Mas se de simplicidade estamos a falar, não podemos deixar de referir um momento que não se pode fabricar por mais 'material' que sejam as 'girls' da pop: ‘Frozen’. Quando Madonna, há mais de 20 anos, fez a sua primeira reinvenção integral com 'Ray of Light', este foi o single de estreia. E nunca mais a pop electrónica foi a mesma. Madonna não editava há quatro anos e entretanto fora mãe, gravara Evita, outra mulher da sua família mítica, já grávida. De muitas formas, ‘Frozen’ ficará como canção-símbolo dessa fase pós-parto, um catálogo de aprendizagem espiritual, de uma certa maturidade dura, mas naturalmente adquirida com a maternidade (mais uma vez, a dizer-nos que não se procura, encontra-se). É assim uma sensação indescritível de círculo fechado quando, 22 anos depois, vemos Madonna no palco, sozinha, apenas com o foco sobre ela, de lenço na cabeça e longa túnica negra, e entre ela e nós uma enorme tela onde se projecta Lourdes Maria, sua cópia genética fidelíssima, a ensaiar uma dança coreografada ao som da música - dança que a própria Madonna poderia ter feito com a sua idade na companhia de Graham. No fundo do palco, Madonna acompanha-lhe calculada e tenuemente os movimentos, matrona experiente, dando primazia à filha, enquanto canta que ‘desejava que o seu coração se fundisse ao seu para nunca se separarem'. Um momento arrepiante de encontro de tempos, um momento sem tempo e de pura poesia.

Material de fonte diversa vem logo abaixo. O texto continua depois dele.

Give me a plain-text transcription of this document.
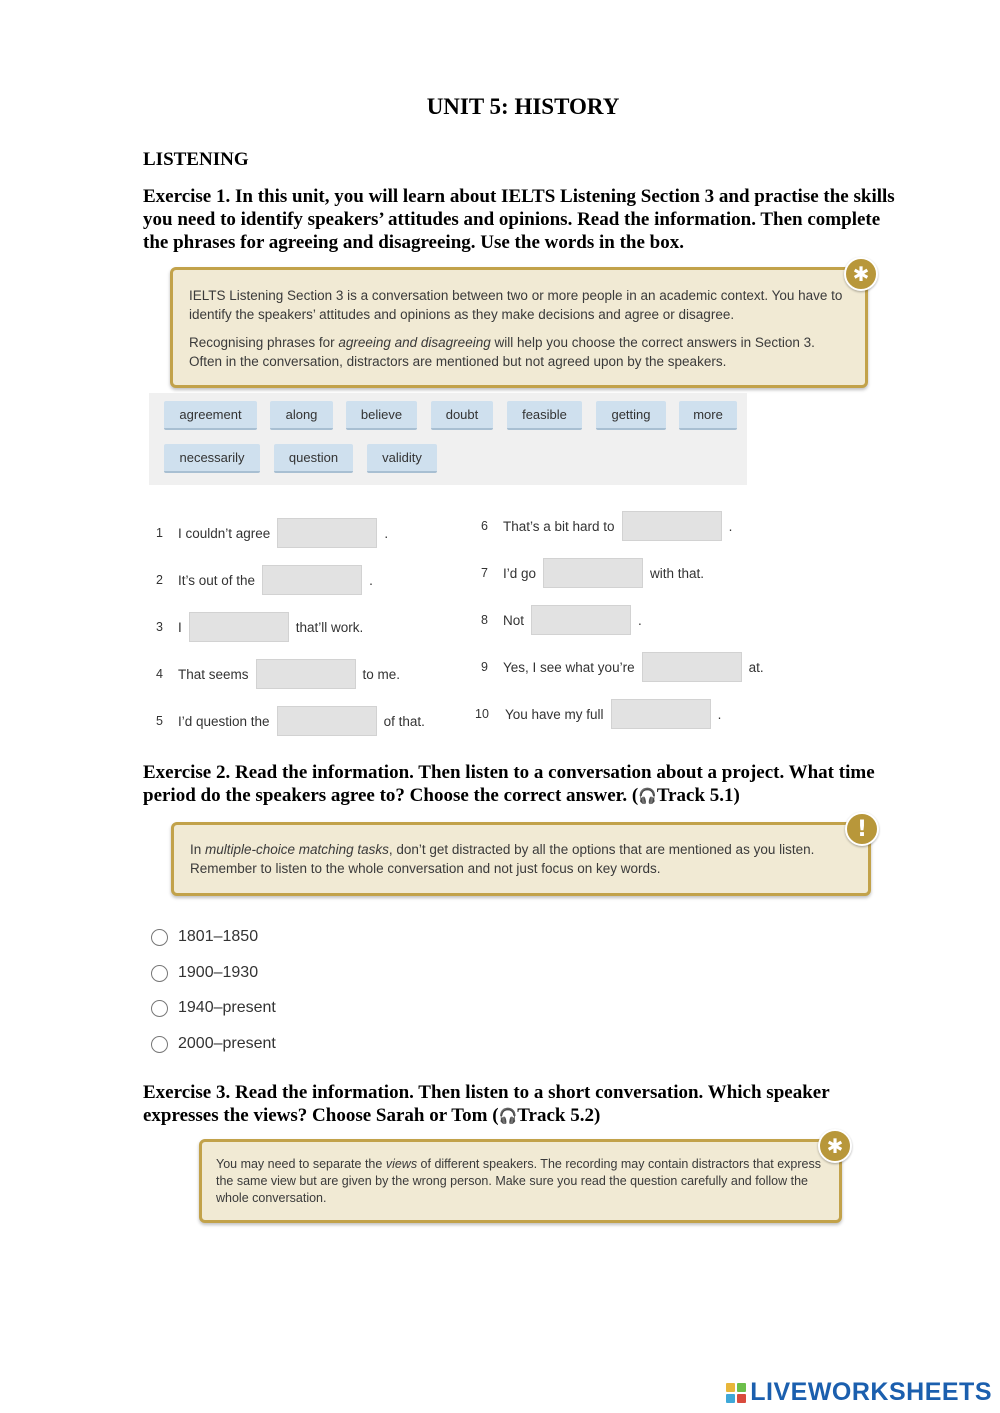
UNIT 5: HISTORY
LISTENING
Exercise 1. In this unit, you will learn about IELTS Listening Section 3 and practise the skills you need to identify speakers’ attitudes and opinions. Read the information. Then complete the phrases for agreeing and disagreeing. Use the words in the box.

IELTS Listening Section 3 is a conversation between two or more people in an academic context. You have to identify the speakers’ attitudes and opinions as they make decisions and agree or disagree.

Recognising phrases for agreeing and disagreeing will help you choose the correct answers in Section 3. Often in the conversation, distractors are mentioned but not agreed upon by the speakers.

✱
agreement	along	believe	doubt	feasible	getting	more
necessarily	question	validity
1	I couldn’t agree	.
2	It’s out of the	.
3	I	that’ll work.
4	That seems	to me.
5	I’d question the	of that.
6	That’s a bit hard to	.
7	I’d go	with that.
8	Not	.
9	Yes, I see what you’re	at.
10	You have my full	.
Exercise 2. Read the information. Then listen to a conversation about a project. What time period do the speakers agree to? Choose the correct answer. (🎧Track 5.1)

In multiple-choice matching tasks, don’t get distracted by all the options that are mentioned as you listen. Remember to listen to the whole conversation and not just focus on key words.

!
1801–1850
1900–1930
1940–present
2000–present
Exercise 3. Read the information. Then listen to a short conversation. Which speaker expresses the views? Choose Sarah or Tom (🎧Track 5.2)

You may need to separate the views of different speakers. The recording may contain distractors that express the same view but are given by the wrong person. Make sure you read the question carefully and follow the whole conversation.

✱
LIVEWORKSHEETS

Li algures alguém a assemelhar este espectáculo a um musical pelo elevado grau de teatralidade, o que não me pareceu nada incorrecto, apenas redundante, já que essa é uma componente omnipresente quando se fala de um concerto de Madonna. A novidade talvez seja ela contar agora, aqui, a história do mundo, cruel, selvagem, injusto, onde não nos podemos esquecer de usar a nossa voz para nos 'expressarmos' (express yourself) senão alguém o fará por nós. Madonna conta indirectamente assim a sua história de censura constante, cujo auge foi 'Erotica' e 'Sex', mas que agora tem os seus detractores na subversão por todos sentida quando encarnou este papel de "sex-agenária" expatriada, com o seu boy toy, vociferando contra as maneiras da cidade, e sem precisar da aprovação de ninguém. Sobre este álbum, aliás, disse que agora que já tem tudo, não quer mais ser pop(ular), só quer fazer algo que seja verdadeiramente engajado e político. Eu acho que, no fundo, toda a arte é política e, por isso, a sua mensagem foi sempre a mesma.

Este espectáculo, a todos os níveis, é disso prova: Madonna nunca procurou, Madonna sempre foi Madonna.